L’instruction m’a fait un effet similaire. L’élevage industriel porcin n’est pas un sujet sur lequel j’avais fondamentalement envie de lire. Pas par indifférence - je suis végétarienne pour cette raison - mais par paresse, parce que ce sont des espaces dans lesquels il est plus confortable de ne pas s’aventurer, fut-ce par le récit.
Sauf que Nathalie Sejean a parlé de L’instruction comme du prolongement du Complexe de la sorcière. Et Le complexe de la sorcière a été un livre très important pour moi. Le cœur du texte traitait de harcèlement scolaire et m’avait concernée avec une certaine distance - n’en ayant pas été victime. Mais la première partie portait sur la quête de l’autrice d’une figure de sorcière passée et de ce qu’elle nomme “l’inquisition”. Elle m’avait fait l’effet d’une déflagration presque inquiétante.

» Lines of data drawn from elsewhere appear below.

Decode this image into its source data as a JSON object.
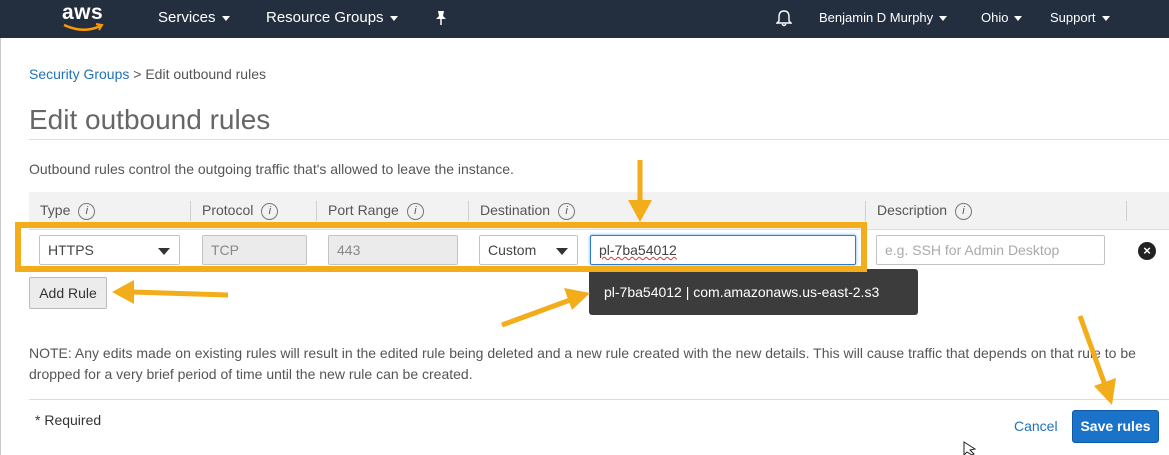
{
  "header": {
    "logo": "aws",
    "services": "Services",
    "resource_groups": "Resource Groups",
    "pin_icon": "pin-icon",
    "bell_icon": "bell-icon",
    "user": "Benjamin D Murphy",
    "region": "Ohio",
    "support": "Support"
  },
  "breadcrumb": {
    "link": "Security Groups",
    "separator": ">",
    "current": "Edit outbound rules"
  },
  "page": {
    "title": "Edit outbound rules",
    "description": "Outbound rules control the outgoing traffic that's allowed to leave the instance."
  },
  "table": {
    "columns": {
      "type": "Type",
      "protocol": "Protocol",
      "port_range": "Port Range",
      "destination": "Destination",
      "description": "Description"
    },
    "info_glyph": "i",
    "row": {
      "type": "HTTPS",
      "protocol": "TCP",
      "port_range": "443",
      "destination_mode": "Custom",
      "destination_value": "pl-7ba54012",
      "description_placeholder": "e.g. SSH for Admin Desktop",
      "remove_icon": "×"
    }
  },
  "tooltip": "pl-7ba54012 | com.amazonaws.us-east-2.s3",
  "add_rule": "Add Rule",
  "note": "NOTE: Any edits made on existing rules will result in the edited rule being deleted and a new rule created with the new details. This will cause traffic that depends on that rule to be dropped for a very brief period of time until the new rule can be created.",
  "footer": {
    "required": "* Required",
    "cancel": "Cancel",
    "save": "Save rules"
  },
  "colors": {
    "topbar": "#232f3e",
    "link": "#1f72b8",
    "primary": "#1a73c9",
    "annotation": "#f3ac1a"
  }
}
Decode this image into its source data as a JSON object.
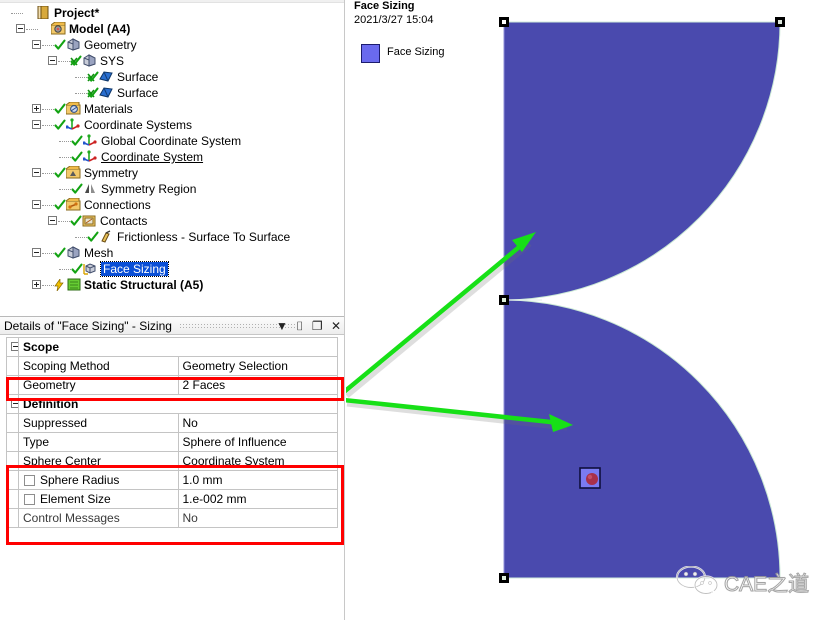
{
  "tree": {
    "items": [
      {
        "label": "Project*",
        "depth": 0,
        "icon": "project-icon",
        "bold": true,
        "expander": "none",
        "check": "none"
      },
      {
        "label": "Model (A4)",
        "depth": 1,
        "icon": "model-icon",
        "bold": true,
        "expander": "minus",
        "check": "none"
      },
      {
        "label": "Geometry",
        "depth": 2,
        "icon": "geometry-icon",
        "bold": false,
        "expander": "minus",
        "check": "green"
      },
      {
        "label": "SYS",
        "depth": 3,
        "icon": "geometry-icon",
        "bold": false,
        "expander": "minus",
        "check": "green-cross"
      },
      {
        "label": "Surface",
        "depth": 4,
        "icon": "surface-icon",
        "bold": false,
        "expander": "none",
        "check": "green-cross"
      },
      {
        "label": "Surface",
        "depth": 4,
        "icon": "surface-icon",
        "bold": false,
        "expander": "none",
        "check": "green-cross"
      },
      {
        "label": "Materials",
        "depth": 2,
        "icon": "materials-icon",
        "bold": false,
        "expander": "plus",
        "check": "green"
      },
      {
        "label": "Coordinate Systems",
        "depth": 2,
        "icon": "coordsys-icon",
        "bold": false,
        "expander": "minus",
        "check": "green"
      },
      {
        "label": "Global Coordinate System",
        "depth": 3,
        "icon": "coordsys-icon",
        "bold": false,
        "expander": "none",
        "check": "green"
      },
      {
        "label": "Coordinate System",
        "depth": 3,
        "icon": "coordsys-icon",
        "bold": false,
        "expander": "none",
        "check": "green",
        "underline": true
      },
      {
        "label": "Symmetry",
        "depth": 2,
        "icon": "symmetry-icon",
        "bold": false,
        "expander": "minus",
        "check": "green"
      },
      {
        "label": "Symmetry Region",
        "depth": 3,
        "icon": "symmetry-region-icon",
        "bold": false,
        "expander": "none",
        "check": "green"
      },
      {
        "label": "Connections",
        "depth": 2,
        "icon": "connections-icon",
        "bold": false,
        "expander": "minus",
        "check": "green"
      },
      {
        "label": "Contacts",
        "depth": 3,
        "icon": "contacts-icon",
        "bold": false,
        "expander": "minus",
        "check": "green"
      },
      {
        "label": "Frictionless - Surface To Surface",
        "depth": 4,
        "icon": "contact-pair-icon",
        "bold": false,
        "expander": "none",
        "check": "green"
      },
      {
        "label": "Mesh",
        "depth": 2,
        "icon": "mesh-icon",
        "bold": false,
        "expander": "minus",
        "check": "green"
      },
      {
        "label": "Face Sizing",
        "depth": 3,
        "icon": "face-sizing-icon",
        "bold": false,
        "expander": "none",
        "check": "green",
        "selected": true
      },
      {
        "label": "Static Structural (A5)",
        "depth": 2,
        "icon": "static-structural-icon",
        "bold": true,
        "expander": "plus",
        "check": "lightning"
      }
    ]
  },
  "details": {
    "title": "Details of \"Face Sizing\" - Sizing",
    "buttons": {
      "dropdown": "▼",
      "pin": "⌷",
      "maximize": "❐",
      "close": "✕"
    },
    "rows": [
      {
        "kind": "group",
        "key": "Scope"
      },
      {
        "kind": "pair",
        "key": "Scoping Method",
        "value": "Geometry Selection",
        "checkbox": false,
        "dim": false
      },
      {
        "kind": "pair",
        "key": "Geometry",
        "value": "2 Faces",
        "checkbox": false,
        "dim": false
      },
      {
        "kind": "group",
        "key": "Definition"
      },
      {
        "kind": "pair",
        "key": "Suppressed",
        "value": "No",
        "checkbox": false,
        "dim": false
      },
      {
        "kind": "pair",
        "key": "Type",
        "value": "Sphere of Influence",
        "checkbox": false,
        "dim": false
      },
      {
        "kind": "pair",
        "key": "Sphere Center",
        "value": "Coordinate System",
        "checkbox": false,
        "dim": false
      },
      {
        "kind": "pair",
        "key": "Sphere Radius",
        "value": "1.0 mm",
        "checkbox": true,
        "dim": false
      },
      {
        "kind": "pair",
        "key": "Element Size",
        "value": "1.e-002 mm",
        "checkbox": true,
        "dim": false
      },
      {
        "kind": "pair",
        "key": "Control Messages",
        "value": "No",
        "checkbox": false,
        "dim": true
      }
    ]
  },
  "legend": {
    "title": "Face Sizing",
    "date": "2021/3/27 15:04",
    "entry_label": "Face Sizing"
  },
  "watermark": {
    "text": "CAE之道",
    "icon": "wechat-icon"
  },
  "colors": {
    "face_blue": "#4a4aae",
    "legend_blue": "#6a6aee",
    "highlight_red": "#ff0000",
    "arrow_green": "#17e017",
    "selection_blue": "#0a4fd6",
    "sphere_red": "#a8304a"
  },
  "annotations": {
    "redbox_geometry": "Geometry row highlight",
    "redbox_sphere": "Sphere Center / Sphere Radius / Element Size highlight",
    "arrow_upper": "points to upper face",
    "arrow_lower": "points to lower face"
  }
}
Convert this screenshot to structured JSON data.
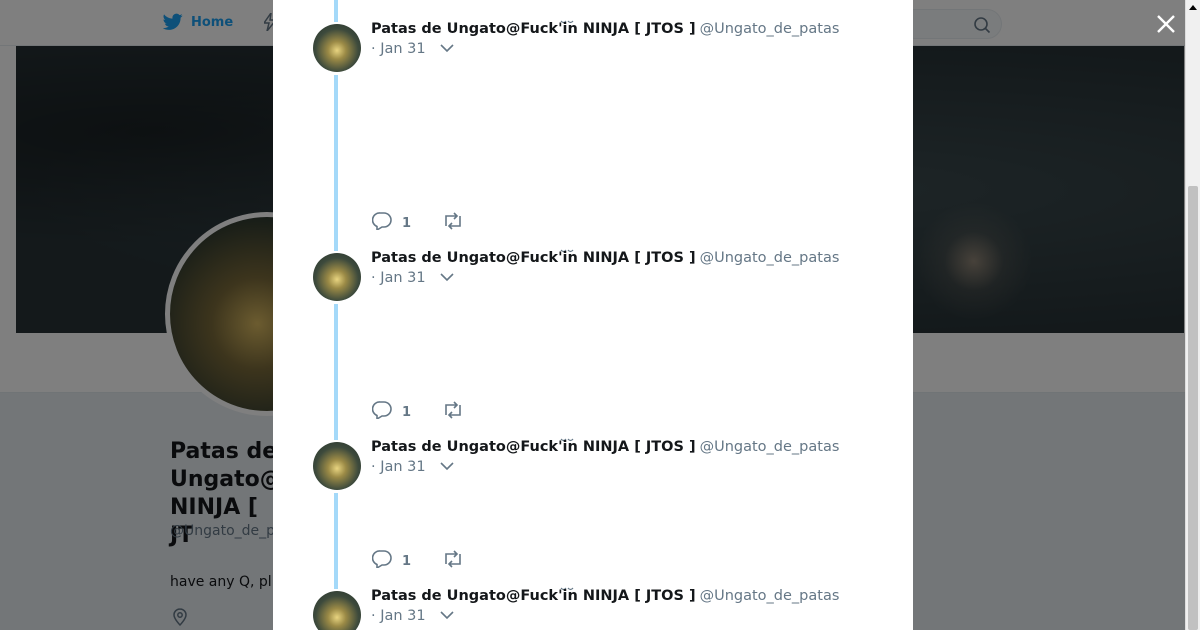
{
  "nav": {
    "home_label": "Home"
  },
  "profile": {
    "name": "Patas de Ungato@Fuck'in NINJA [ JTOS ]",
    "name_visible_lines": [
      "Patas de",
      "Ungato@",
      "NINJA [ JT"
    ],
    "handle_visible": "@Ungato_de_pa",
    "bio_visible": "have any Q, pl"
  },
  "thread": {
    "tweets": [
      {
        "name": "Patas de Ungato@Fuck'in NINJA [ JTOS ]",
        "handle": "@Ungato_de_patas",
        "date": "· Jan 31",
        "replies": "1"
      },
      {
        "name": "Patas de Ungato@Fuck'in NINJA [ JTOS ]",
        "handle": "@Ungato_de_patas",
        "date": "· Jan 31",
        "replies": "1"
      },
      {
        "name": "Patas de Ungato@Fuck'in NINJA [ JTOS ]",
        "handle": "@Ungato_de_patas",
        "date": "· Jan 31",
        "replies": "1"
      },
      {
        "name": "Patas de Ungato@Fuck'in NINJA [ JTOS ]",
        "handle": "@Ungato_de_patas",
        "date": "· Jan 31",
        "replies": ""
      }
    ]
  },
  "colors": {
    "accent": "#1da1f2",
    "thread_line": "#a4d9f9",
    "secondary_text": "#657786"
  }
}
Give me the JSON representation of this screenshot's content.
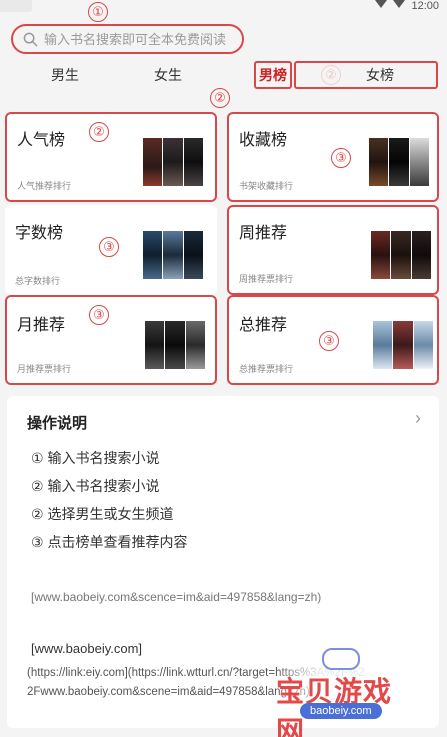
{
  "status": {
    "time": "12:00"
  },
  "annotations": {
    "n1": "①",
    "n2": "②",
    "n3": "③"
  },
  "search": {
    "placeholder": "输入书名搜索即可全本免费阅读"
  },
  "tabs": {
    "male": "男生",
    "female": "女生",
    "male_rank": "男榜",
    "female_rank": "女榜"
  },
  "cards": [
    {
      "title": "人气榜",
      "sub": "人气推荐排行"
    },
    {
      "title": "收藏榜",
      "sub": "书架收藏排行"
    },
    {
      "title": "字数榜",
      "sub": "总字数排行"
    },
    {
      "title": "周推荐",
      "sub": "周推荐票排行"
    },
    {
      "title": "月推荐",
      "sub": "月推荐票排行"
    },
    {
      "title": "总推荐",
      "sub": "总推荐票排行"
    }
  ],
  "panel": {
    "title": "操作说明",
    "steps": [
      "① 输入书名搜索小说",
      "② 输入书名搜索小说",
      "② 选择男生或女生频道",
      "③ 点击榜单查看推荐内容"
    ],
    "link1": "[www.baobeiy.com&scence=im&aid=497858&lang=zh)",
    "link2": "[www.baobeiy.com]",
    "link3a": "(https://link:eiy.com](https://link.wtturl.cn/?target=https%3A%2F%2",
    "link3b": "2Fwww.baobeiy.com&scene=im&aid=497858&lang=zh)"
  },
  "watermark": {
    "text": "宝贝游戏网",
    "url": "baobeiy.com"
  },
  "colors": {
    "accent": "#d94848"
  }
}
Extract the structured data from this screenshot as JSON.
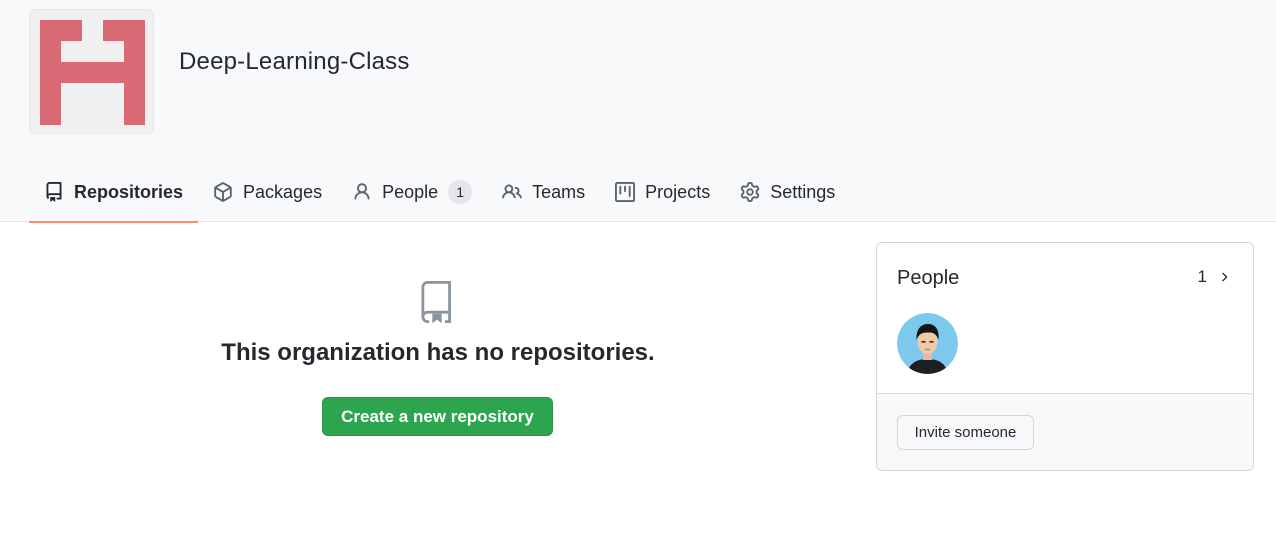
{
  "org": {
    "name": "Deep-Learning-Class",
    "avatar_color": "#d86b75"
  },
  "tabs": [
    {
      "label": "Repositories",
      "icon": "repo-icon",
      "active": true
    },
    {
      "label": "Packages",
      "icon": "package-icon",
      "active": false
    },
    {
      "label": "People",
      "icon": "person-icon",
      "active": false,
      "counter": "1"
    },
    {
      "label": "Teams",
      "icon": "people-icon",
      "active": false
    },
    {
      "label": "Projects",
      "icon": "project-icon",
      "active": false
    },
    {
      "label": "Settings",
      "icon": "gear-icon",
      "active": false
    }
  ],
  "blankslate": {
    "icon": "repo-icon",
    "title": "This organization has no repositories.",
    "button_label": "Create a new repository"
  },
  "people_sidebar": {
    "title": "People",
    "count": "1",
    "invite_label": "Invite someone"
  },
  "colors": {
    "accent_tab": "#fd8c73",
    "primary_button": "#2da44e",
    "avatar_bg": "#7cc8ef"
  }
}
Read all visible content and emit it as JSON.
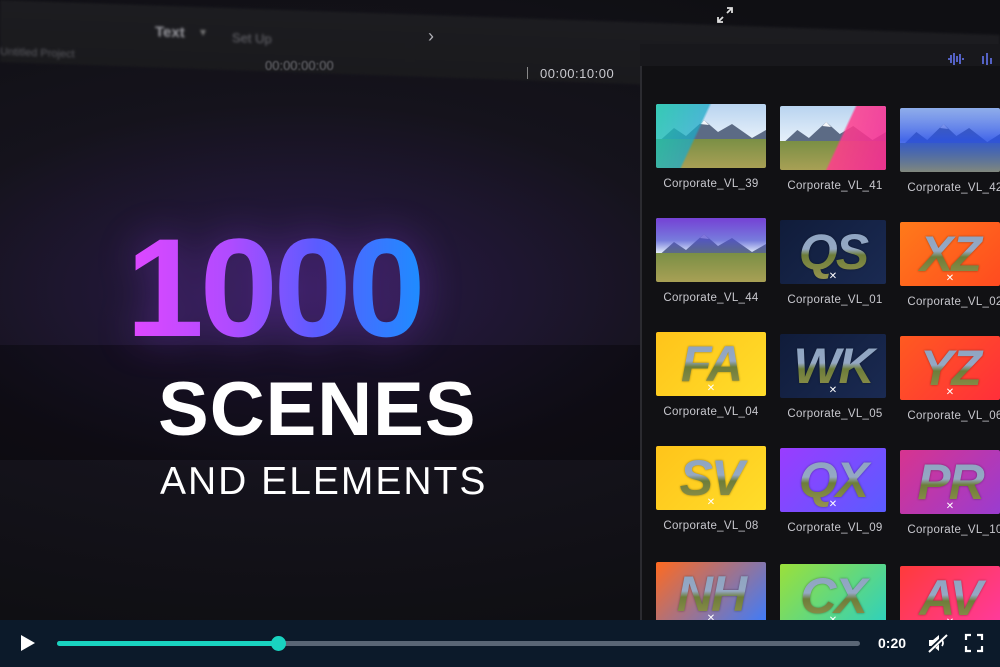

C’est comme lorsqu’on devine dès la première rencontre qu’une personne jouera un rôle capital dans notre vie. La prise de conscience entraine des symptômes proches de l’angoisse. Le cœur s’affole, une boule se forme dans la gorge, comme si notre corps avait compris quelque chose avant notre tête et qu’il essayait de transmettre le message. J’ai réalisé en ouvrant La complexe de la sorcière que j’avais rencontré une plume et un regard qui touchaient quelque chose de très profond, replié, que je ne saurais nommer et dont j’ignorais jusque-là l’existence.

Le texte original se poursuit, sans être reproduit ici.